China’s economy is paying the price of the communist regime’s “zero-COVID” policy that has placed tens of millions of people across the country under lockdown, with retail sales and factory production sliding to their worst level since the onset of the pandemic.
The National Bureau of Statistics on May 16 released April’s economic data, which showed declines even steeper than economists had expected.
Retail sales, which had already entered into contractions last month, plunged 11.1 percent from a year earlier, the biggest contraction since March 2020, worse than the 6.1 percent drop forecast by Reuters.

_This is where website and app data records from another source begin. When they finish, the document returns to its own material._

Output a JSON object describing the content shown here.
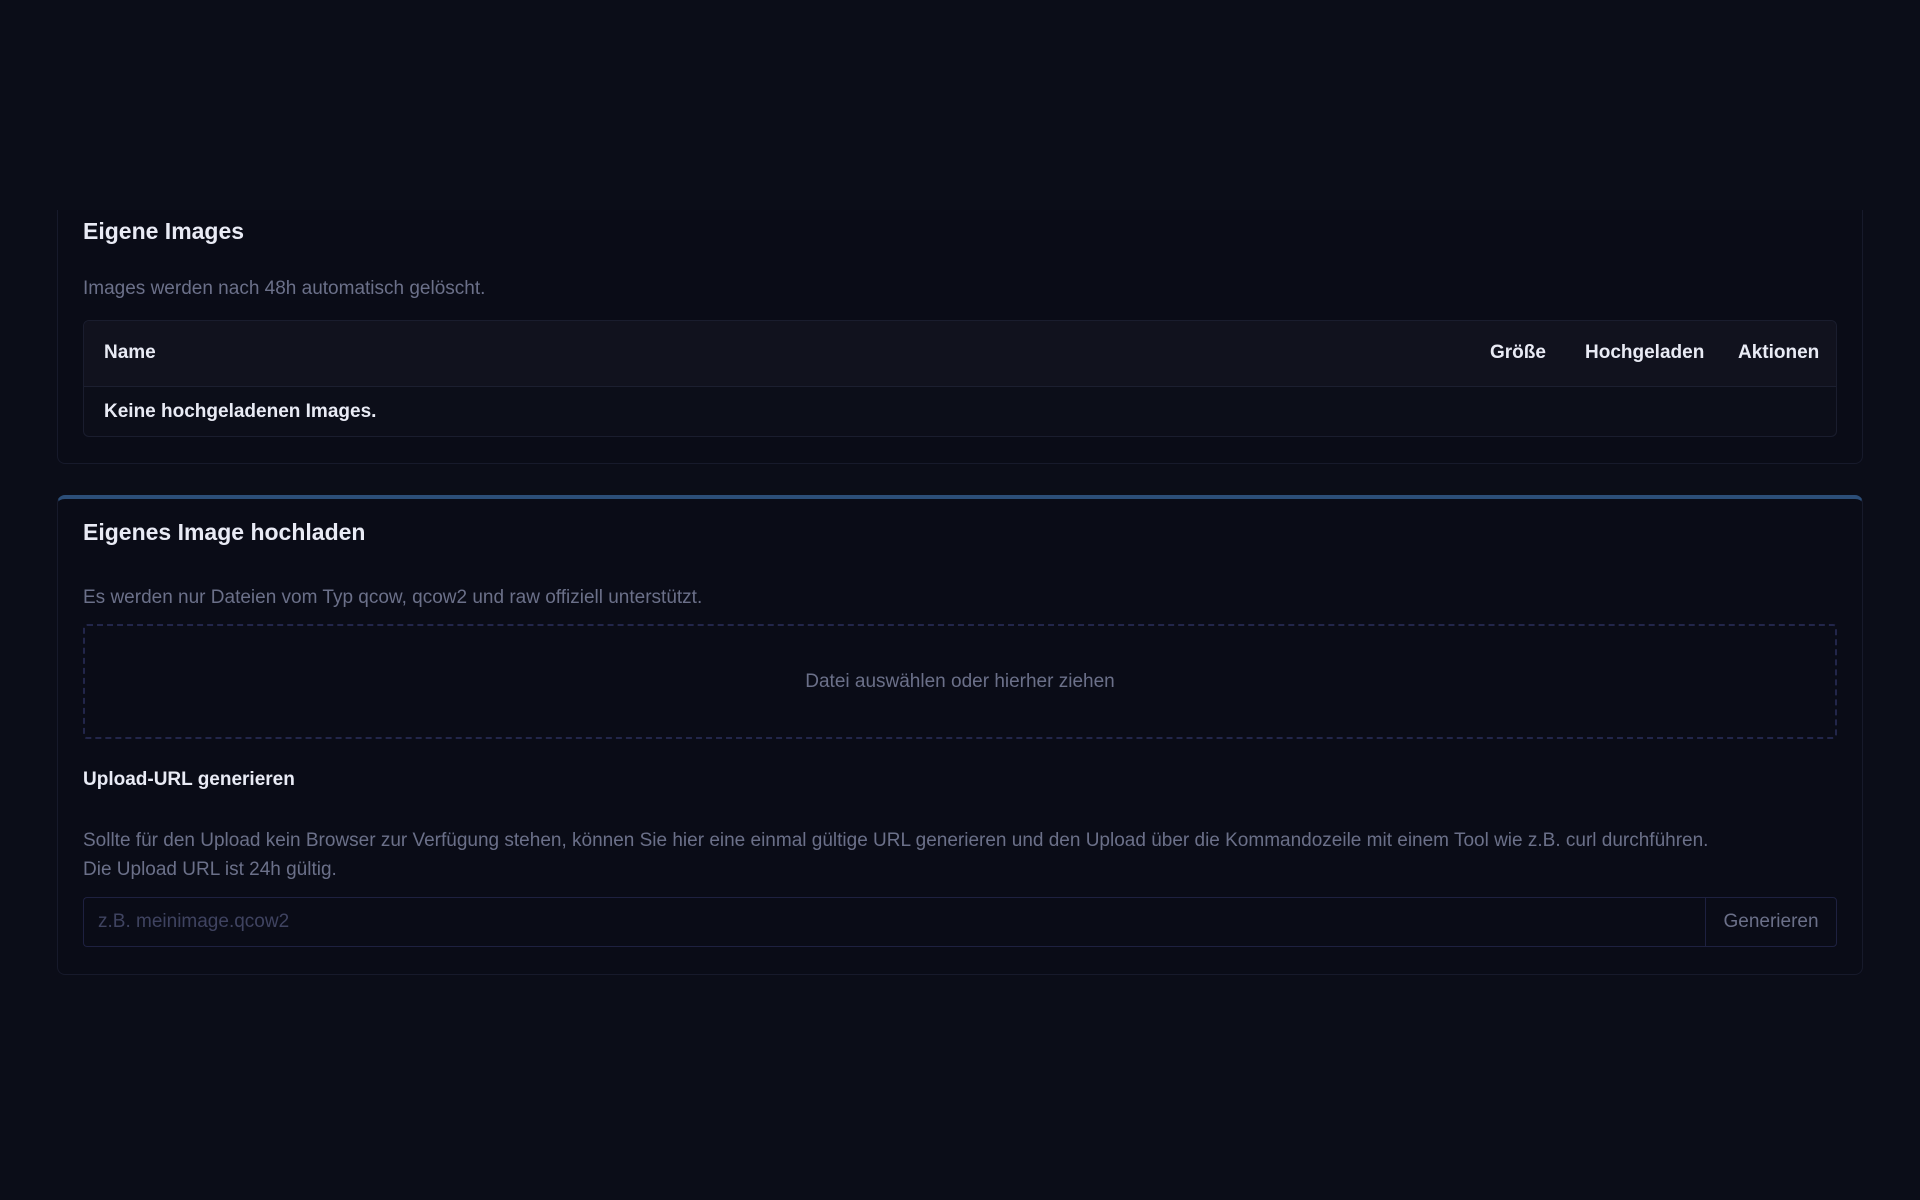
{
  "images_card": {
    "title": "Eigene Images",
    "subtitle": "Images werden nach 48h automatisch gelöscht.",
    "table": {
      "columns": [
        "Name",
        "Größe",
        "Hochgeladen",
        "Aktionen"
      ],
      "empty_text": "Keine hochgeladenen Images."
    }
  },
  "upload_card": {
    "title": "Eigenes Image hochladen",
    "subtitle": "Es werden nur Dateien vom Typ qcow, qcow2 und raw offiziell unterstützt.",
    "dropzone_label": "Datei auswählen oder hierher ziehen",
    "url_section": {
      "title": "Upload-URL generieren",
      "description_line1": "Sollte für den Upload kein Browser zur Verfügung stehen, können Sie hier eine einmal gültige URL generieren und den Upload über die Kommandozeile mit einem Tool wie z.B. curl durchführen.",
      "description_line2": "Die Upload URL ist 24h gültig.",
      "input_placeholder": "z.B. meinimage.qcow2",
      "input_value": "",
      "button_label": "Generieren"
    }
  },
  "colors": {
    "background": "#0b0d18",
    "card_accent": "#2c4e78",
    "muted_text": "#6b7089"
  }
}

Factory production fell 2.9 percent from a year earlier, the largest decline since February 2020 and a reversal of a 5 percent gain in March.
Meanwhile, the unemployment rate rose to a two-year high of 6.1 percent.
“In April, the epidemic had a relatively big impact on the economic operation,” Fu Linghui, a spokesperson at China’s statistics bureau, told Monday’s press conference. Fu added the impact was “temporary.”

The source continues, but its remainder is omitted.